I know I overdosed twice. By the grace of God, those overdoses were not to the point my husband knew what was happening and didn’t have to call rescue to attend to me. Both times I became violently sick and threw up what I had ingested. My body (God) saved itself.
Family began catching on to my problem and notified the doctors about what I was doing. The doctors all cut me off. Left with no other options, I thought I would take matters into my own hands and began calling in prescriptions in my name and the names of other family members to local pharmacies. That worked for about two weeks. I was eventually arrested and charged with 12 felonies. Being from a small town, everyone knew me and the deputies and magistrate worked with me and allowed me to sign myself out. I was so far down in addiction, as soon as I left the police station, I called in another prescription. I had never been in trouble with the law. In my 16 years of driving, I had been stopped by the police for speeding one time. I had never broken the law. In fact, I was just the opposite and always made sure I stayed out of trouble.

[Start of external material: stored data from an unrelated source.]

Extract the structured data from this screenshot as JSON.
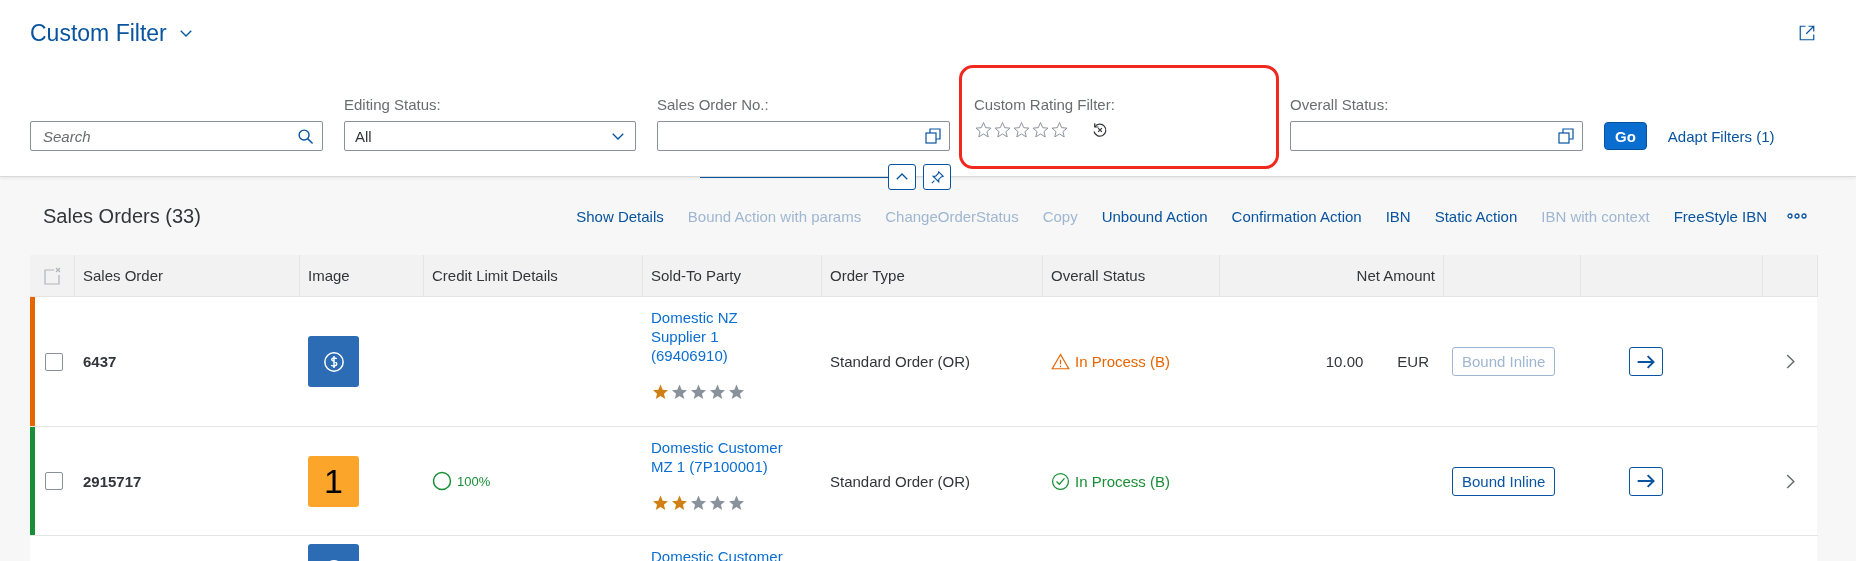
{
  "title": "Custom Filter",
  "filters": [
    {
      "kind": "search",
      "placeholder": "Search"
    },
    {
      "kind": "select",
      "label": "Editing Status:",
      "value": "All"
    },
    {
      "kind": "valuehelp",
      "label": "Sales Order No.:"
    },
    {
      "kind": "rating",
      "label": "Custom Rating Filter:",
      "stars": 0,
      "highlighted": true
    },
    {
      "kind": "valuehelp",
      "label": "Overall Status:"
    }
  ],
  "go_button": "Go",
  "adapt_filters": "Adapt Filters (1)",
  "table": {
    "title": "Sales Orders (33)",
    "actions": [
      {
        "label": "Show Details",
        "disabled": false
      },
      {
        "label": "Bound Action with params",
        "disabled": true
      },
      {
        "label": "ChangeOrderStatus",
        "disabled": true
      },
      {
        "label": "Copy",
        "disabled": true
      },
      {
        "label": "Unbound Action",
        "disabled": false
      },
      {
        "label": "Confirmation Action",
        "disabled": false
      },
      {
        "label": "IBN",
        "disabled": false
      },
      {
        "label": "Static Action",
        "disabled": false
      },
      {
        "label": "IBN with context",
        "disabled": true
      },
      {
        "label": "FreeStyle IBN",
        "disabled": false
      }
    ],
    "columns": [
      "Sales Order",
      "Image",
      "Credit Limit Details",
      "Sold-To Party",
      "Order Type",
      "Overall Status",
      "Net Amount"
    ],
    "rows": [
      {
        "color": "#e76500",
        "checked": false,
        "sales_order": "6437",
        "image": {
          "kind": "icon"
        },
        "sold_to": "Domestic NZ Supplier 1 (69406910)",
        "stars": 1,
        "order_type": "Standard Order (OR)",
        "status": {
          "kind": "warning",
          "text": "In Process (B)"
        },
        "amount": "10.00",
        "currency": "EUR",
        "bound_inline": {
          "label": "Bound Inline",
          "disabled": true
        }
      },
      {
        "color": "#188f36",
        "checked": false,
        "sales_order": "2915717",
        "image": {
          "kind": "number",
          "text": "1"
        },
        "credit": "100%",
        "sold_to": "Domestic Customer MZ 1 (7P100001)",
        "stars": 2,
        "order_type": "Standard Order (OR)",
        "status": {
          "kind": "success",
          "text": "In Process (B)"
        },
        "bound_inline": {
          "label": "Bound Inline",
          "disabled": false
        }
      },
      {
        "sold_to": "Domestic Customer",
        "image": {
          "kind": "icon"
        }
      }
    ]
  }
}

That forever changed my life. I spent 30 days in a rehab facility. I came home facing up to 15 years of jail time for trafficking. I lost my job and ruined any chances of ever being a teacher again. Eventually, the majority of the felonies were dropped and I was convicted on just two of the felonies. I was sentenced to four days in the local jail and three years of probation. Additionally, I had to complete 120 hours of community service.
This is why I am sharing my story. Today, almost six years clean, my life has completely changed. I was blessed to get a job with the local newspaper as a writer. It’s what I went to school for, started my career in, and always truly wanted to do. But, my life has changed. Because of the type of felonies I was charged with, they will remain on my criminal record for the rest of my life. I have learned since my journey began that addiction does not discriminate. It will cross social, economic, and gender backgrounds and it doesn’t care who it hurts along the way. If what happened to me can prevent the same thing from happening to someone else, it was worth every step.